We can’t meet 60% base pay demand – Gov’t tells Organised Labour

The Government has stated that it cannot meet the 60 percent increase in base pay being demanded by Organised Labour.

The Deputy Minister for Employment and Labour Relations, Bright Wereko-Brobby, said the government is only willing to offer Organised Labour a 15 percent increase in their base pay.

“If we could meet that [demand] we would have given it and this banter won’t be happening,” Mr Wereko-Brobby said on Eyewitness News on Citi FM Wednesday evening.

Mr Wereko-Brobby added, “We have tabled 15 percent…for now, that is what we have tabled. I am not part of those who do the mathematics and all that, but that is what we have tabled.”

Despite the government’s plea for organised labour to accept the 15 percent increase in the base pay, the Deputy Secretary-General of the Trades Union Congress, Joshua Ansah, has also stated that they will not back down on their demand for a 60 percent increment.

“Compromise for what, there is no compromise.
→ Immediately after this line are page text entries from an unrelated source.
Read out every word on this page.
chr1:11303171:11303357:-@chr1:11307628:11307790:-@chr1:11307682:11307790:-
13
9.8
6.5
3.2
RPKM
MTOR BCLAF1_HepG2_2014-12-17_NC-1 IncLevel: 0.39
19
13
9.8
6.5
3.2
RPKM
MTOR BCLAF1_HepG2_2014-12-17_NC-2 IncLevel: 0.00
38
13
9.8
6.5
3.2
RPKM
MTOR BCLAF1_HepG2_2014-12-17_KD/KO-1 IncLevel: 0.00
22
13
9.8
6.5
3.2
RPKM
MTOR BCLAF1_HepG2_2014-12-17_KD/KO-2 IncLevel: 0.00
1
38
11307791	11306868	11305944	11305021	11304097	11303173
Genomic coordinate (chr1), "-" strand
Our 60 percent still stands as it is, and there is no compromise. 60 percent in real terms is less than 18 percent and if care is not taken and inflation goes up today or tomorrow, then it is reducing further,” Mr Ansah said after a meeting with the government on Wednesday ended in another stalemate

The negotiations between the Government and Organised Labour over the proposed 60% increase in the base pay of public sector workers were adjourned indefinitely after both parties failed to reach a consensus during Wednesday’s meeting.

Organised labour is demanding a 60% increase in the base pay on the single spine salary structure to compensate for an unstable economic climate and high inflation.